The following timeline was assembled by Natural News researchers in an effort to document the undeniable fact that the Oct. 7th attack on Israel by Hamas “did not occur in a vacuum” as the UN Secretary General correctly stated.

For the record, we absolutely condemn the Hamas attacks on Israel a despicable display of violence against civilians. At the same time, it is no exaggeration to describe Gaza as a “concentration camp” run by Israel, meaning what occurred on Oct. 7th was more of a “prison break” than nation-on-nation violence, especially given that neither the United Nations nor Israel recognizes Palestine as a nation itself.
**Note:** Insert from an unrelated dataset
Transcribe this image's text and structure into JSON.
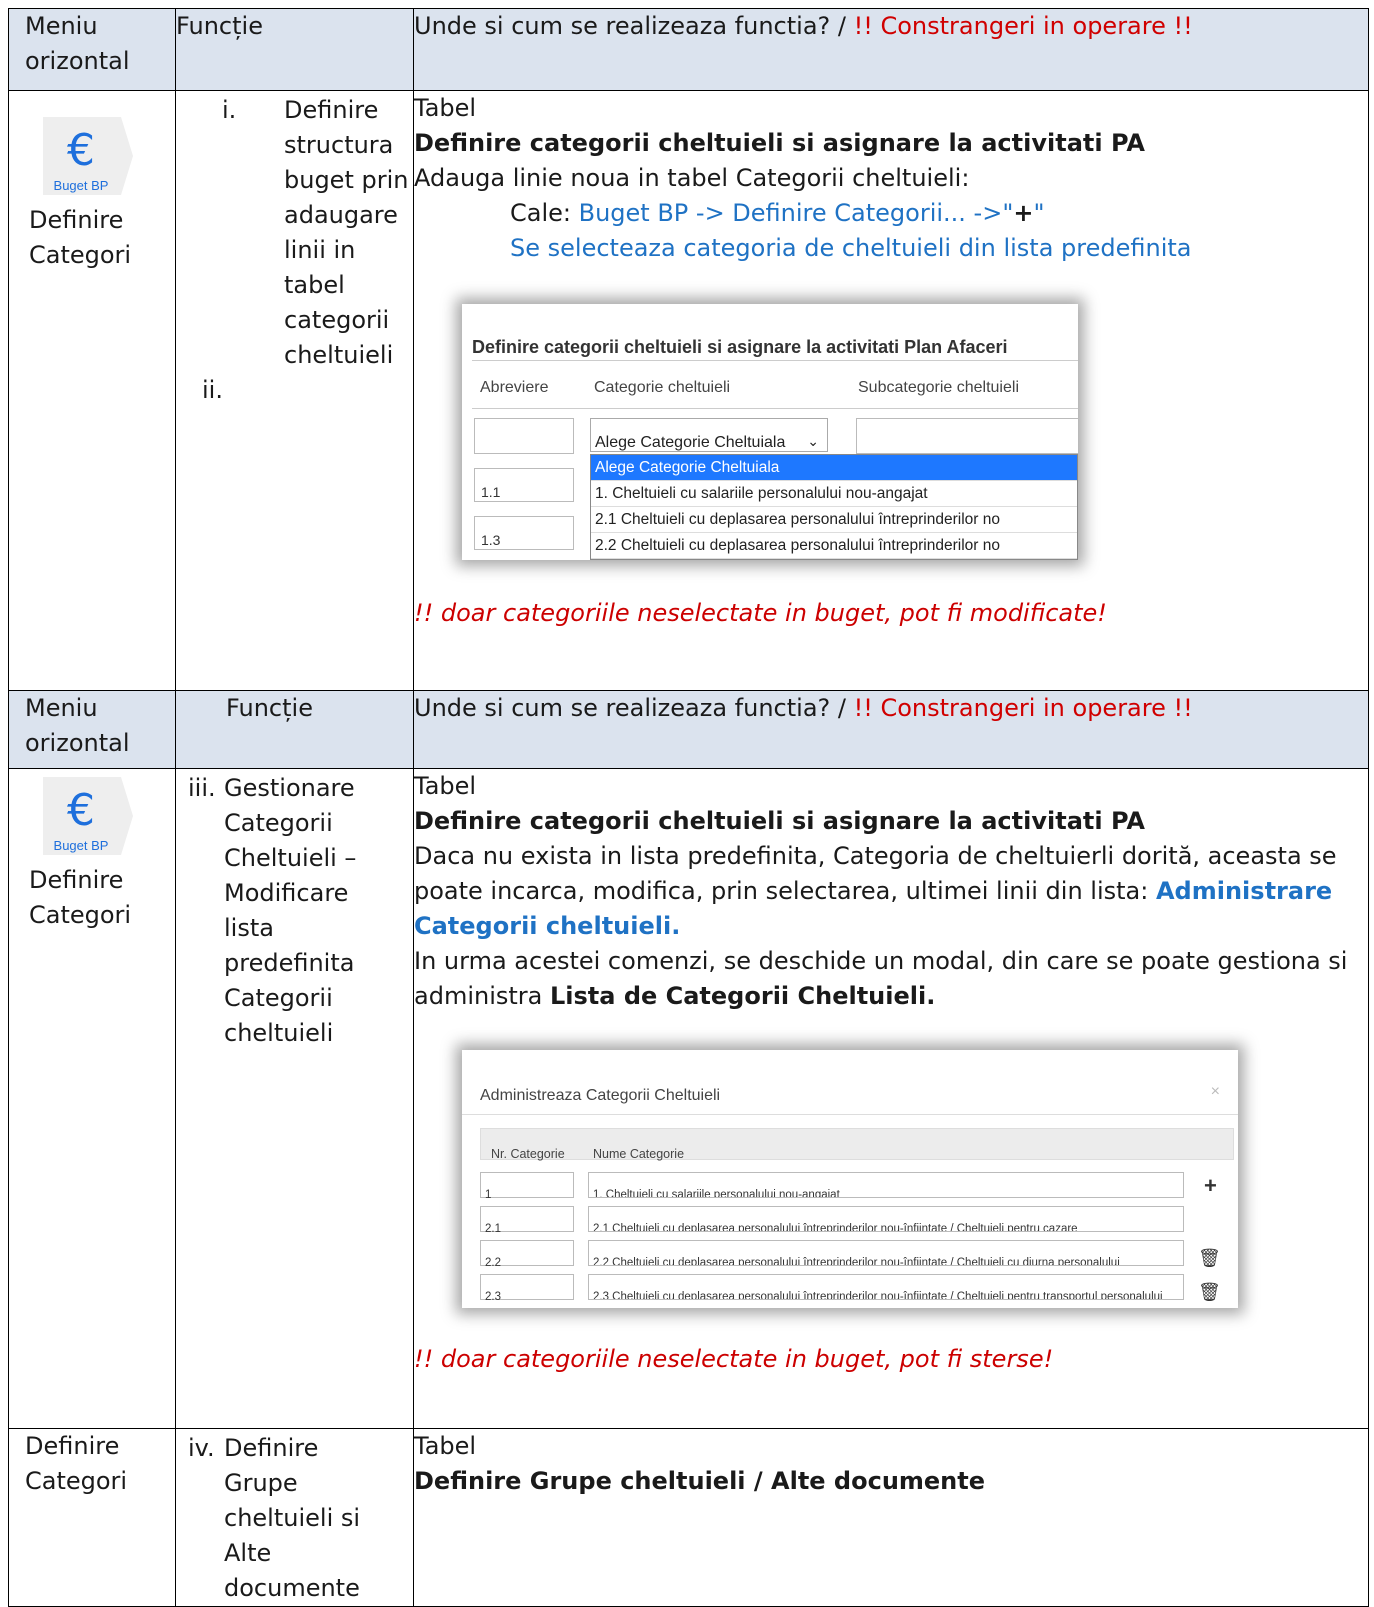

When Israel says it “has a right to self-defense,” that is true when you are talking about being attacked by other nations. The situation is far different, however, when Israel is the occupying force, having displaced millions of Palestinians and forced them into a tightly-controlled concentration camp known as the Gaza Strip, over which Israel exerts near-total police state control.
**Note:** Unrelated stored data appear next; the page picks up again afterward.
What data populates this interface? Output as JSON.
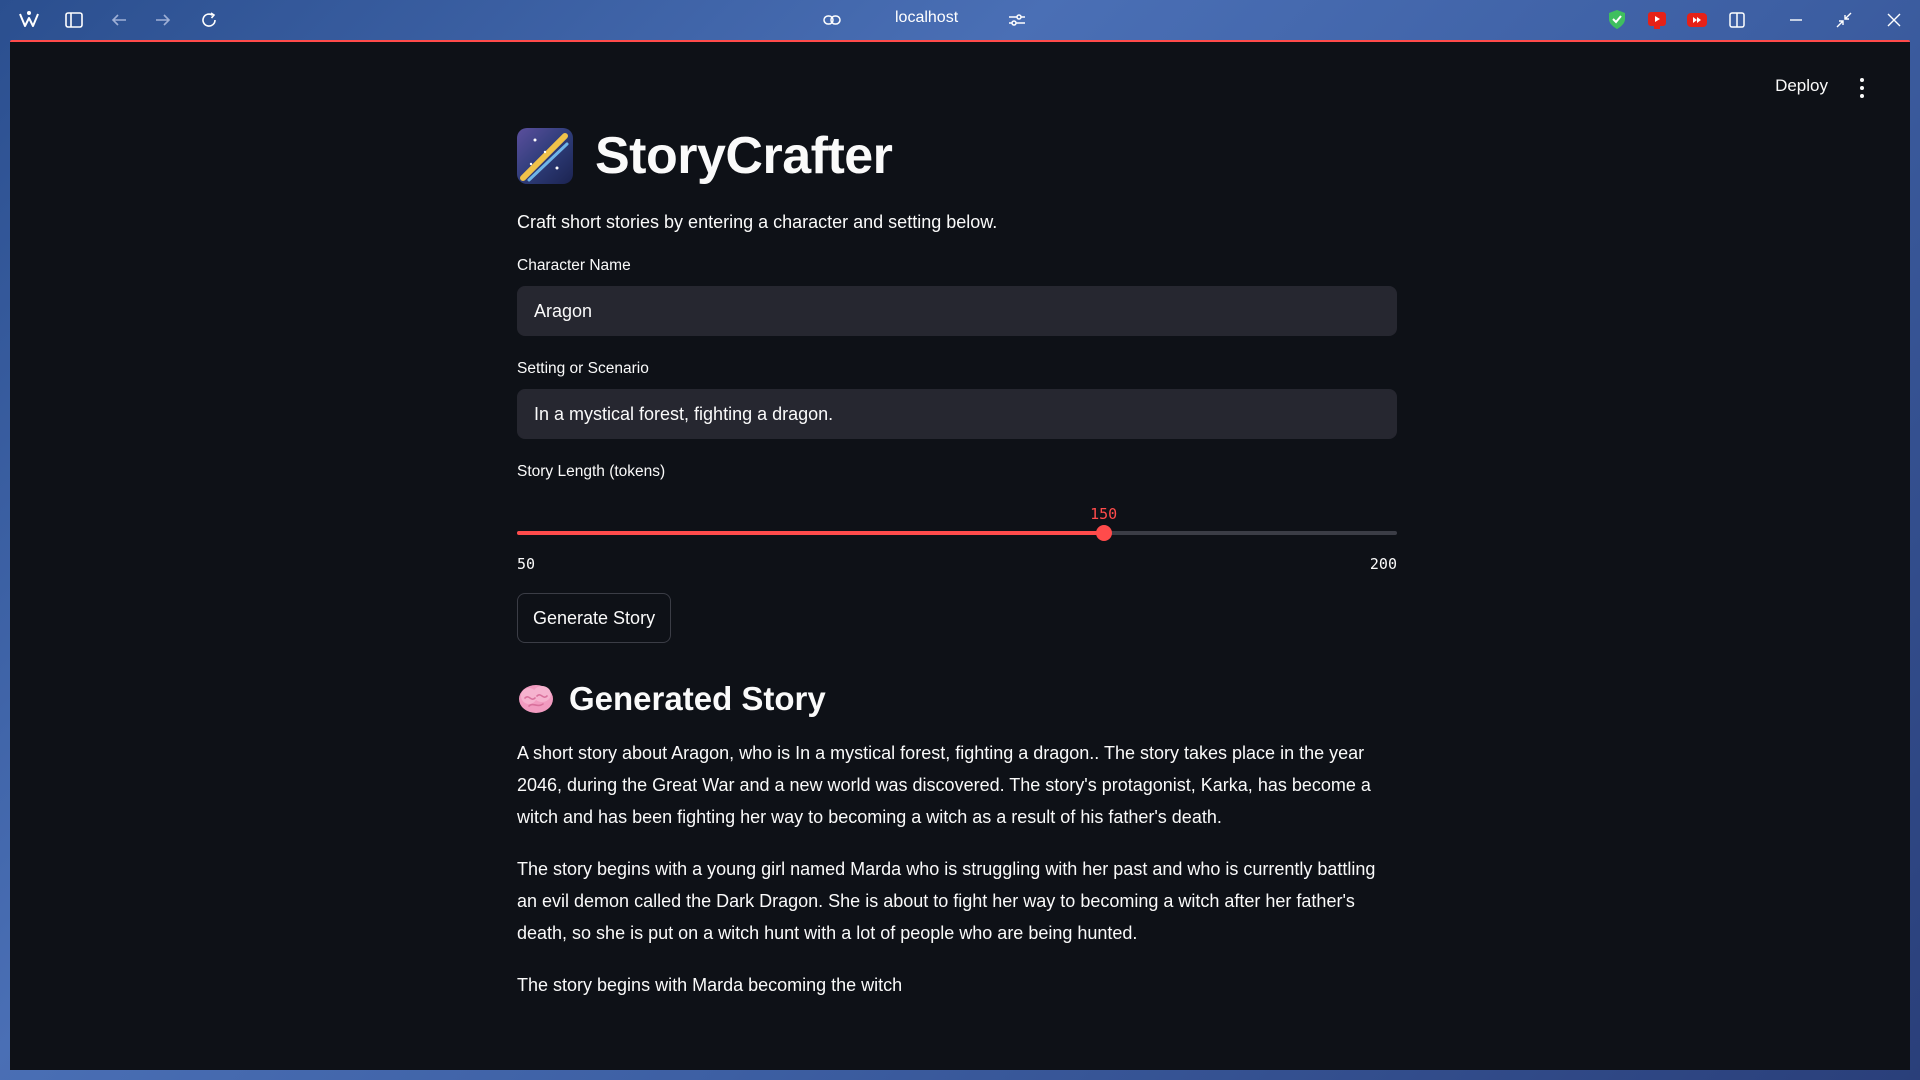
{
  "browser": {
    "url": "localhost"
  },
  "header": {
    "deploy_label": "Deploy"
  },
  "app": {
    "title": "StoryCrafter",
    "subtitle": "Craft short stories by entering a character and setting below."
  },
  "form": {
    "character": {
      "label": "Character Name",
      "value": "Aragon"
    },
    "setting": {
      "label": "Setting or Scenario",
      "value": "In a mystical forest, fighting a dragon."
    },
    "length": {
      "label": "Story Length (tokens)",
      "value": "150",
      "min": "50",
      "max": "200"
    },
    "generate_label": "Generate Story"
  },
  "story": {
    "heading": "Generated Story",
    "paragraphs": [
      "A short story about Aragon, who is In a mystical forest, fighting a dragon.. The story takes place in the year 2046, during the Great War and a new world was discovered. The story's protagonist, Karka, has become a witch and has been fighting her way to becoming a witch as a result of his father's death.",
      "The story begins with a young girl named Marda who is struggling with her past and who is currently battling an evil demon called the Dark Dragon. She is about to fight her way to becoming a witch after her father's death, so she is put on a witch hunt with a lot of people who are being hunted.",
      "The story begins with Marda becoming the witch"
    ]
  },
  "colors": {
    "accent": "#ff4b4b",
    "background": "#0e1117",
    "input_bg": "#262730",
    "text": "#fafafa"
  },
  "icons": {
    "title": "shooting-star-emoji-icon",
    "story": "brain-emoji-icon"
  }
}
Oct. 7th was not the beginning of history between Israel and Palestine. In fact, it was the culmination of generations of extreme racism, violence, ethnic cleansing and genocidal actions carried out against the Palestinian people by Israel. Here’s a summary timeline of that history. Each entry is credited to the appropriate source, and most of the links here refer to Amnesty International published documents.

Dec. 11, 1948 – UN Addresses Palestinian Displacement

Over the course of the Arab-Israeli war, at least 700,000 Palestinian refugees flee their homes in an exodus known to Palestinians as the Nakba, or catastrophe. Israel wins the war, retaining the territory provided to it by the United Nations and capturing some of the areas designated for the Palestinian state. Israel gains control of West Jerusalem, Egypt gains the Gaza Strip, and Jordan gains the West Bank and East Jerusalem, including the Old City and its historic Jewish quarter.

In 1948, the UN General Assembly (UNGA) passes Resolution 194, which calls for the repatriation of Palestinian refugees. Palestinians will later point to Resolution 194 as having established a “right of return” for Palestinian refugees and their descendants. The specific parameters of this return are debated in the decades that follow, including among the large number of descendants from the 1948 refugees and the three hundred thousand Palestinians who will flee their homes during the June 1967 war.

June 5, 1967 – The Six-Day War

Israel and several of its Arab neighbors fight the Six-Day War. Israel wins a decisive victory: it suffers seven hundred casualties; its adversaries suffer nearly twenty thousand. Israel emerges with control of the West Bank and the Gaza Strip—areas inhabited primarily by Palestinians—as well as all of East Jerusalem. Israel also takes control of Syria’s Golan Heights and the Sinai Peninsula, which is part of Egypt. Israel will stay in the Sinai Peninsula until April 1982.